ELR Interview with Alice Pung

By Article by Education Services Australia

SCIS speaks to Alice Pung about libraries, writing and the importance of the Educational Lending Right (ELR) survey.


Alice Pung, Author

Alice Pung is one of Australia’s most-loved writers; her books appear in libraries around Australia. Alice’s first novel, the prize-winning Laurinda, was recently adapted for the stage and presented by the Melbourne Theatre Company.

Alice spoke to Connections about libraries, Laurinda, her most recent novel One Hundred Days, and the annual Educational Lending Right (ELR) School Library Survey.

Were libraries an important part of your school years? Do you have any favourite memories?

Libraries were really important to us.  We grew up in the western suburbs of  Melbourne as part of an immigrant and  refugee community, so you can imagine  we didn’t grow up with shelves of books. 

Libraries were the place we accessed  books and it was the place our parents didn’t care how long we spent there. We could have spent five hours at Highpoint Shopping Centre, but they didn’t care if we said we went to the library. It was really a social place for a lot of South-East Asian children as well, and I actually wrote some chapters of my first book, Unpolished Gem, in both the Footscray and the Springvale libraries.

When you’re writing, are you inclined to dwell on the notion that your books will be analysed and interpreted by students, academics, book lovers and critics?Do you feel an obligation to include themes, characters and literary devices that will provide content for essays and reviews?
Yes and no. If you’re doing that, you don’t want your writing to become  dry, or academic, or just a text. I do  try to make writing as vibrant and as interesting as possible while maintaining the clarity and the narrative drive. I don’t underestimate what students are capable of because I know that when I was at school, I was doing Charles Dickens when I was 15 years old and students are doing Shakespeare. So, you can put in some literary references for students to find as long as you’re not pretentious about it and as long as it happens organically, because they can spot from a mile away when you’re trying to teach something in a book, which is a terrible thing.

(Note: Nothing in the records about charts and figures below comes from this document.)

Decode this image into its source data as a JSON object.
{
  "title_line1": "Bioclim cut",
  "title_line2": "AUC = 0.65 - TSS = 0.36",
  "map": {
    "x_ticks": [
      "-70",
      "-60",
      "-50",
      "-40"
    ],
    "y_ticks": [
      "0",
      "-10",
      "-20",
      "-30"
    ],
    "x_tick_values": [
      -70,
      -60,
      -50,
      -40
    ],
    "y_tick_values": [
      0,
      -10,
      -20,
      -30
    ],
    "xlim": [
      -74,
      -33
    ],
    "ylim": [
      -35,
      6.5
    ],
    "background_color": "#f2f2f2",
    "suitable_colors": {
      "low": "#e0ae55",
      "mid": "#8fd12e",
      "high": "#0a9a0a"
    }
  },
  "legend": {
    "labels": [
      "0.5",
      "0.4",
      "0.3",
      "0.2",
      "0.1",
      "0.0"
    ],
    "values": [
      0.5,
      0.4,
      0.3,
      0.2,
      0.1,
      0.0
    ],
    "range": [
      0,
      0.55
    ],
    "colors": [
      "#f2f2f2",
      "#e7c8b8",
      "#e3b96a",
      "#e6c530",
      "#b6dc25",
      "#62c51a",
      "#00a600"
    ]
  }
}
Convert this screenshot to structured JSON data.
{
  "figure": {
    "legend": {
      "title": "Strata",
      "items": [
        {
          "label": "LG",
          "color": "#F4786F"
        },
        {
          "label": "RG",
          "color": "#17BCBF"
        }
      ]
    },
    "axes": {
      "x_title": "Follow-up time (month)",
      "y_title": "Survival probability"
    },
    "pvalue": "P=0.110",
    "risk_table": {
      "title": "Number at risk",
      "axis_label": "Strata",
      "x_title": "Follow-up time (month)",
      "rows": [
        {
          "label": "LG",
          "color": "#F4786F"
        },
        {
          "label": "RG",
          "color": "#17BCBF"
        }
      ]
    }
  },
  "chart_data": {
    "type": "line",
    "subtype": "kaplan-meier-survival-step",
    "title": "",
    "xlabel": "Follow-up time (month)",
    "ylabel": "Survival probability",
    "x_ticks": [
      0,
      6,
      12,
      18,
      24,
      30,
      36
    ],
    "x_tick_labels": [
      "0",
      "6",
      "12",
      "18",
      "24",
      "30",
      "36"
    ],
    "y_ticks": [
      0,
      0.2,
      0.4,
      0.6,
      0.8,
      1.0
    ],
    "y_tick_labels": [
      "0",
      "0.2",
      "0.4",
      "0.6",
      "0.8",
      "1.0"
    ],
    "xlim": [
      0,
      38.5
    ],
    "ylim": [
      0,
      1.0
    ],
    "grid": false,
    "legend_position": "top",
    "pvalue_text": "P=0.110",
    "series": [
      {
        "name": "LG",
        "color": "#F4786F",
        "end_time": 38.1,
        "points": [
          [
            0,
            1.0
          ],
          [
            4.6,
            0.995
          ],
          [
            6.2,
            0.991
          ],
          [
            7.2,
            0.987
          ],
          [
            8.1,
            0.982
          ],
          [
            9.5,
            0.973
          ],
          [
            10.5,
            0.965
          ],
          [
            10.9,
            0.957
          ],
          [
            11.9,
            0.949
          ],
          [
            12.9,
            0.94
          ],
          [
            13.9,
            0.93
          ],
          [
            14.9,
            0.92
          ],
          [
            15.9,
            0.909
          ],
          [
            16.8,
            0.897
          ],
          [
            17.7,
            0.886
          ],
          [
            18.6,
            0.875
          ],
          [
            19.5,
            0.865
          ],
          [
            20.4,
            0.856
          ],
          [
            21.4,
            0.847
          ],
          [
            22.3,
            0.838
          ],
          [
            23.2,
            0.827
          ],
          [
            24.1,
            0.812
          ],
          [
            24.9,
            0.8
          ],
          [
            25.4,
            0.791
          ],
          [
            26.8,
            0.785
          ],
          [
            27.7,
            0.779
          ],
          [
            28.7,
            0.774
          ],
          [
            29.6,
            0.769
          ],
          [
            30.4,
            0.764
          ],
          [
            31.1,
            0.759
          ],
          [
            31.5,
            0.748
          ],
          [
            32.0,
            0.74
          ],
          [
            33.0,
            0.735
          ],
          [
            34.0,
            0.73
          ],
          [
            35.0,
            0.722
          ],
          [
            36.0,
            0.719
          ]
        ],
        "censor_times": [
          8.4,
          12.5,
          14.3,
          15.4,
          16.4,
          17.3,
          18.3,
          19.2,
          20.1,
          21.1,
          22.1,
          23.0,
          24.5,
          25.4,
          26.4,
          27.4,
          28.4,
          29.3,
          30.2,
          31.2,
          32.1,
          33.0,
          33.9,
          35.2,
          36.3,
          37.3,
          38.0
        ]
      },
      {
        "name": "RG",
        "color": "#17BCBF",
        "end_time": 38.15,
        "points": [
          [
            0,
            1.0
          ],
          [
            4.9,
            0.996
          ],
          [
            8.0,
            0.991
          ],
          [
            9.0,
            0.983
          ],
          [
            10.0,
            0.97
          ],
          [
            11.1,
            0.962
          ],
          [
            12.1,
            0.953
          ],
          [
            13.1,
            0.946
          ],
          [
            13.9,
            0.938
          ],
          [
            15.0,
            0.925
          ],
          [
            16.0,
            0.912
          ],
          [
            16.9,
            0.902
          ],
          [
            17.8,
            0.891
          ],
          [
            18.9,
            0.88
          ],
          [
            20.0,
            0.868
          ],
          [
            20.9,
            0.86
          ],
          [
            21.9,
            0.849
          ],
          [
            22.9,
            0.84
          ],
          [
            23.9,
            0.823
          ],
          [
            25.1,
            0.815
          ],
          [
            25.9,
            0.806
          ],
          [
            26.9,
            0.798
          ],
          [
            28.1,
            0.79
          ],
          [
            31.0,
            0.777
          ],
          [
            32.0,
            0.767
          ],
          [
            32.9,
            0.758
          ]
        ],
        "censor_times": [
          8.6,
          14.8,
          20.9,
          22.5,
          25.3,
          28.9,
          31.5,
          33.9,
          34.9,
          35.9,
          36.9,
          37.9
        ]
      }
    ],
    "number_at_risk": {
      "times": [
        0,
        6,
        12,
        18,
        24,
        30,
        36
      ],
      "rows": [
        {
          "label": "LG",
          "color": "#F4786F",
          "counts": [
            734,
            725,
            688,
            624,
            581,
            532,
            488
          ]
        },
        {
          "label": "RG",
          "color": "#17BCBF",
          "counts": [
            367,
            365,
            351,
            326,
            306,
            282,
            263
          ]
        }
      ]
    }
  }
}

In Laurinda and One Hundred Days you capture the ways in which secondary school students speak to one another perfectly. Is this a benefit of having children of your own? Do you eavesdrop on students on the tram? What’s your secret?
My children are only still quite young. The oldest is seven and the youngest is two, so I know how little children talk. I live at a place called Janet Clarke Hall, which is a college at the University of Melbourne. I’ve lived here for about 18 years; I’m surrounded by teenagers every day, so I do understand how they speak and the language they use so that’s probably why some of the dialogue sounds like a real teenager instead of an adult trying to sound like a teenager.

Some of your books have been published as audiobooks, which are becoming increasingly popular in schools. Are you able to choose or approve who reads your books for audio recordings? Do you have any editorial input into the recordings?
I don’t have any editorial input into the recordings, mainly because I’m not an actor or actress, but I did get to choose for my last two books. Aileen [Huynh] did Laurinda. I was sent a sample of three voice clips from actresses to choose from. And, also, with One Hundred Days, I actually picked out of the blue … it was just such a wonderful voice for the book, and she happened to be Sun Park, who used to be in a huge children’s band called Hi-5.

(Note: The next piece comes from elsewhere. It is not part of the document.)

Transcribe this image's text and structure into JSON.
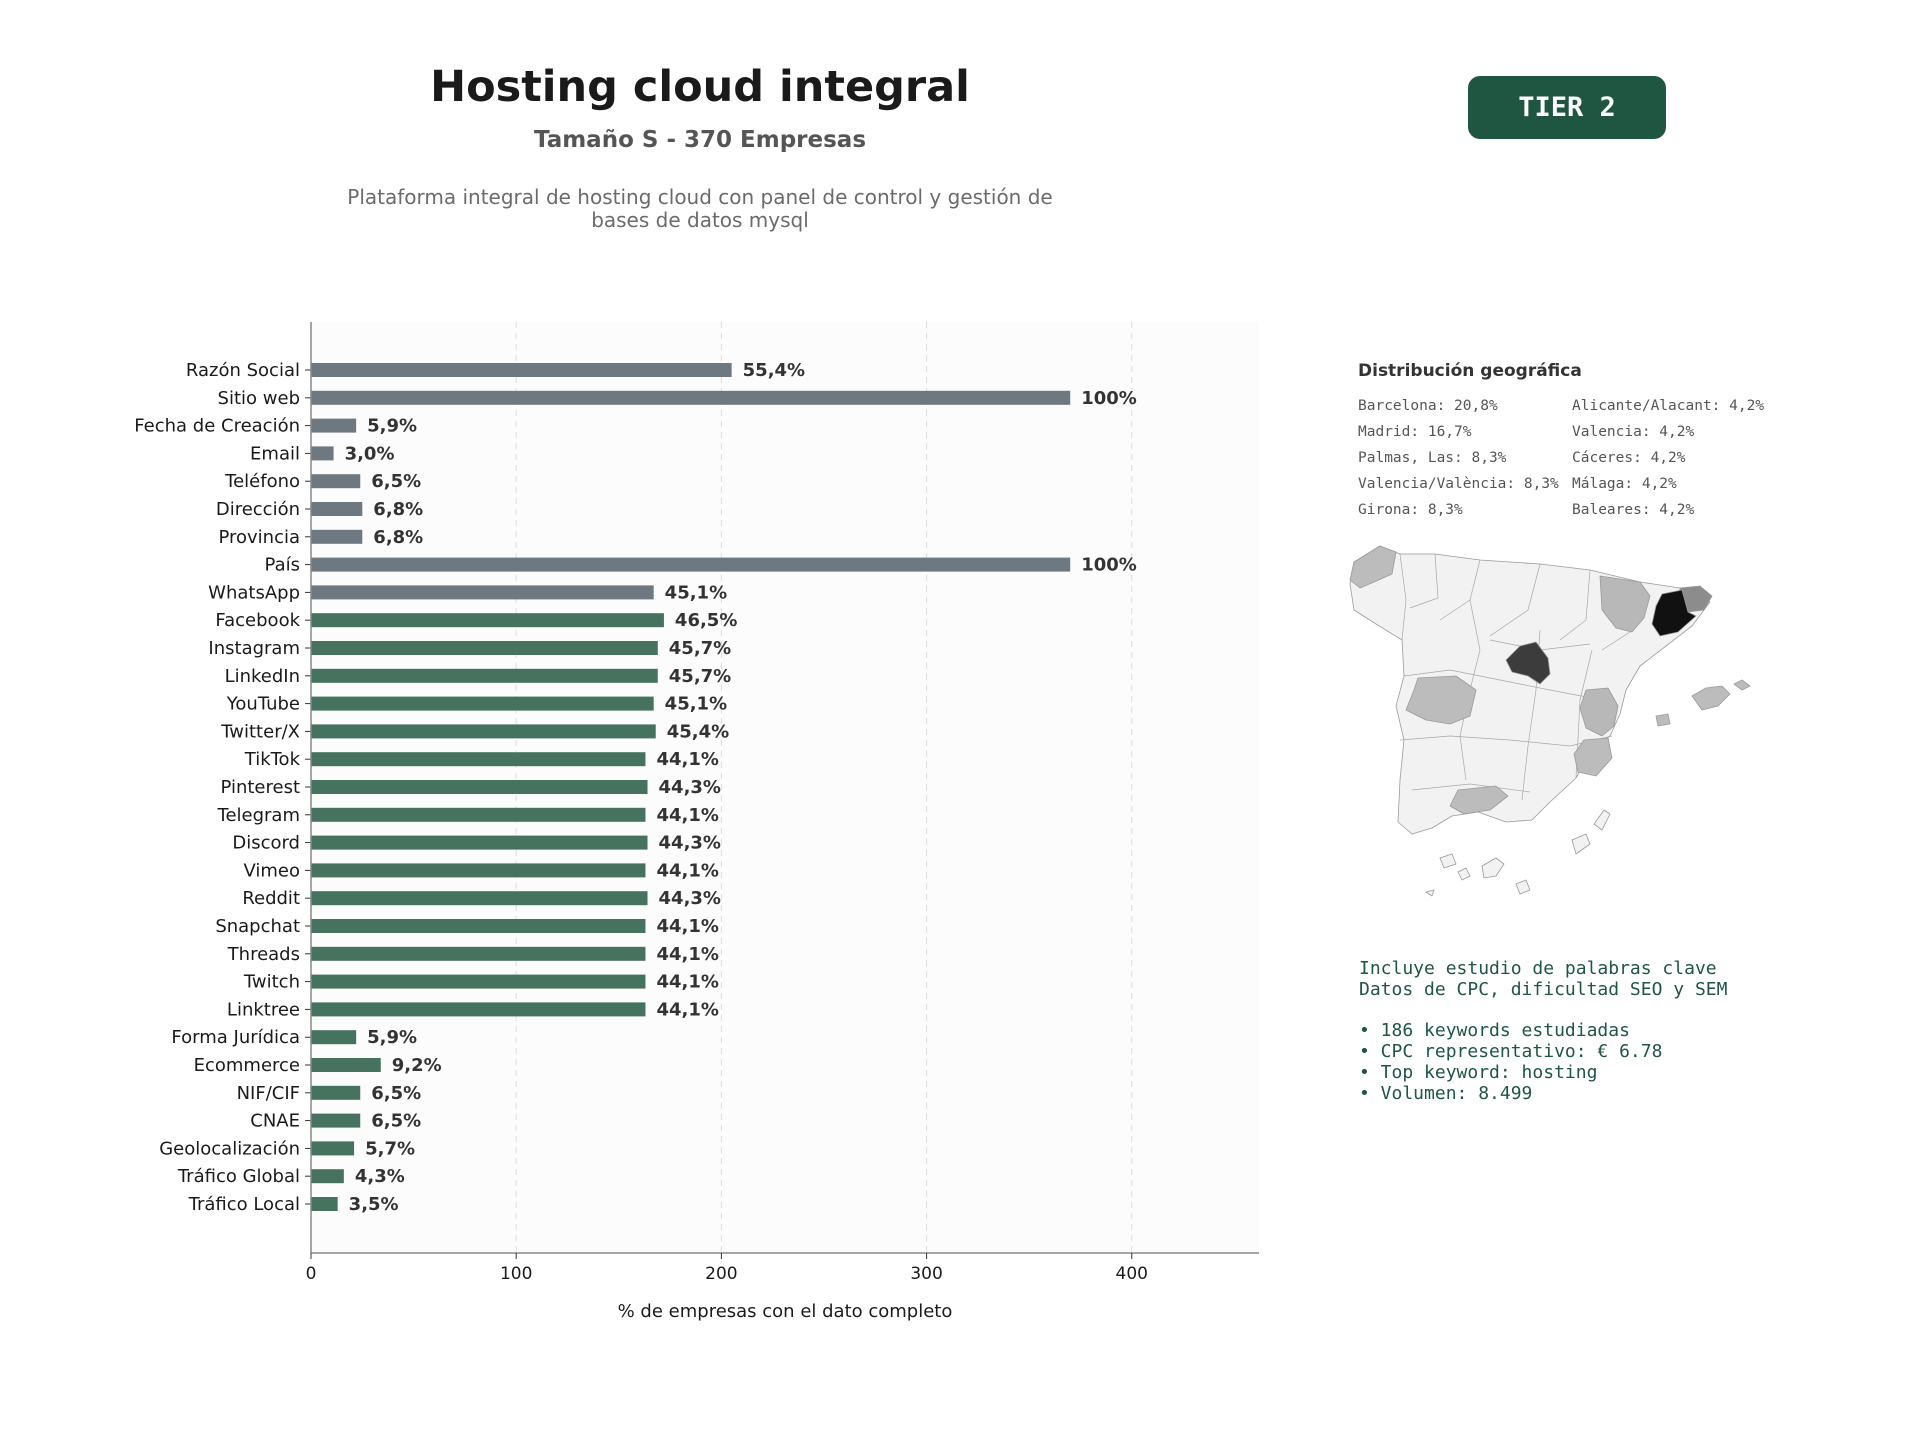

When you’re writing, do you have a particular audience in mind, knowing that your books will be read by people of all ages and backgrounds? For example, were you thinking specifically of secondary school students and teachers when writing Laurinda?
Often, I do. So when I did One Hundred Days my ideal reader would have been a 16-year-old girl who might have been going through similar circumstances; she might have quite controlling parents. What I was gifted with Laurinda is that as an author you visit hundreds of schools and many schoolteachers would come up to me and tell me their horror stories and I would say, ‘You shouldn’t tell me that because I’m writing a book set in a high school’, and they would say, ‘Yes, that’s all the more reason to tell you that because you’re writing a fictional book …’

Are these horror stories about bullying in schools?
Yes, and bullying of teachers by students. Entire classes can make a teacher cry or even wet their pants. Just terrible, humiliating things that wouldn’t otherwise happen if you had students individually … they don’t have the malice to do that but when they’re in a group it’s a different matter.

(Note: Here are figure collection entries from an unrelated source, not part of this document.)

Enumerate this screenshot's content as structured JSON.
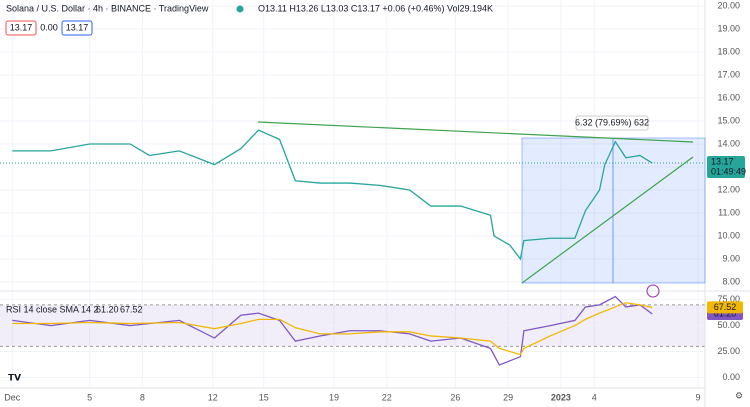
{
  "header": {
    "title": "Solana / U.S. Dollar · 4h · BINANCE · TradingView",
    "ohlc": "O13.11 H13.26 L13.03 C13.17 +0.06 (+0.46%) Vol29.194K",
    "sell": "13.17",
    "spread": "0.00",
    "buy": "13.17"
  },
  "chart_data": [
    {
      "type": "line",
      "title": "6.32 (79.69%) 632",
      "x": [
        0,
        2.2,
        4.4,
        6.7,
        7.8,
        9.5,
        11.5,
        13,
        14,
        15.2,
        16.1,
        17.5,
        19.2,
        20.9,
        22.6,
        23.8,
        25.5,
        27.2,
        27.4,
        28.3,
        28.9,
        29.1,
        30.6,
        32,
        32.6,
        33.4,
        33.7,
        34.3,
        34.9,
        35.7,
        36.4
      ],
      "series": [
        {
          "name": "SOLUSD",
          "color": "#26a69a",
          "values": [
            13.7,
            13.7,
            14.0,
            14.0,
            13.5,
            13.7,
            13.1,
            13.8,
            14.6,
            14.2,
            12.4,
            12.3,
            12.3,
            12.2,
            12.0,
            11.3,
            11.3,
            10.9,
            10.0,
            9.6,
            9.0,
            9.8,
            9.9,
            9.9,
            11.1,
            12.0,
            13.1,
            14.1,
            13.4,
            13.5,
            13.17
          ]
        }
      ],
      "xlim": [
        -0.7,
        39.4
      ],
      "ylim": [
        7.65,
        20.26
      ],
      "xticks": [
        {
          "value": 0,
          "label": "Dec"
        },
        {
          "value": 4.4,
          "label": "5"
        },
        {
          "value": 7.4,
          "label": "8"
        },
        {
          "value": 11.4,
          "label": "12"
        },
        {
          "value": 14.3,
          "label": "15"
        },
        {
          "value": 18.3,
          "label": "19"
        },
        {
          "value": 21.3,
          "label": "22"
        },
        {
          "value": 25.2,
          "label": "26"
        },
        {
          "value": 28.2,
          "label": "29"
        },
        {
          "value": 31.2,
          "label": "2023"
        },
        {
          "value": 33.1,
          "label": "4"
        },
        {
          "value": 39,
          "label": "9"
        }
      ],
      "yticks": [
        {
          "value": 8,
          "label": "8.00"
        },
        {
          "value": 9,
          "label": "9.00"
        },
        {
          "value": 10,
          "label": "10.00"
        },
        {
          "value": 11,
          "label": "11.00"
        },
        {
          "value": 12,
          "label": "12.00"
        },
        {
          "value": 13,
          "label": "13.00"
        },
        {
          "value": 14,
          "label": "14.00"
        },
        {
          "value": 15,
          "label": "15.00"
        },
        {
          "value": 16,
          "label": "16.00"
        },
        {
          "value": 17,
          "label": "17.00"
        },
        {
          "value": 18,
          "label": "18.00"
        },
        {
          "value": 19,
          "label": "19.00"
        },
        {
          "value": 20,
          "label": "20.00"
        }
      ],
      "last": {
        "value": 13.17,
        "label": "13.17",
        "countdown": "01:49:49"
      }
    },
    {
      "type": "line",
      "title": "RSI 14 close SMA 14 2",
      "x": [
        0,
        2.2,
        4.4,
        6.7,
        9.5,
        11.5,
        13,
        14,
        15.2,
        16.1,
        17.5,
        19.2,
        20.9,
        22.6,
        23.8,
        25.5,
        27.2,
        27.7,
        28.9,
        29.1,
        30.6,
        32,
        32.6,
        33.4,
        34.3,
        34.9,
        35.7,
        36.4
      ],
      "series": [
        {
          "name": "RSI",
          "color": "#7e57c2",
          "value_label": "61.20",
          "values": [
            55,
            50,
            55,
            50,
            55,
            38,
            60,
            62,
            55,
            35,
            40,
            45,
            45,
            42,
            35,
            38,
            28,
            12,
            20,
            45,
            50,
            55,
            68,
            70,
            78,
            68,
            70,
            61.2
          ]
        },
        {
          "name": "SMA",
          "color": "#f2b705",
          "value_label": "67.52",
          "values": [
            52,
            52,
            53,
            52,
            53,
            47,
            52,
            56,
            56,
            48,
            42,
            42,
            44,
            44,
            40,
            38,
            35,
            28,
            22,
            28,
            40,
            50,
            56,
            62,
            68,
            72,
            70,
            67.52
          ]
        }
      ],
      "band": [
        30,
        70
      ],
      "xlim": [
        -0.7,
        39.4
      ],
      "ylim": [
        -10.2,
        82.4
      ],
      "yticks": [
        {
          "value": 0,
          "label": "0.00"
        },
        {
          "value": 25,
          "label": "25.00"
        },
        {
          "value": 50,
          "label": "50.00"
        },
        {
          "value": 75,
          "label": "75.00"
        }
      ]
    }
  ]
}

Every year, school library staff are invited to participate in the Educational Lending Right School Library Survey, or ELR. The survey is part of a process that determines how much compensation authors and publishers receive for revenue lost because their books are available for free in school libraries. How important are ELR payments to Australian authors?
I’m so glad you asked that question because a number of years ago I was actually on the Public Lending Right Commitee,  so I would fly to Canberra and go to these meetings, and I learnt so much. They’re so important. Many of my author friends say they get more from Educational and Public Lending Rights than they do from royalties, so they are really important for an author’s income. Especially the lost income, because, as I mentioned earlier, a lot of kids go to the library to borrow their books because their parents can’t afford to buy them. So, it also gives kids access; the more you support authors the more access you give to young people to have your books, especially those who otherwise can’t afford them.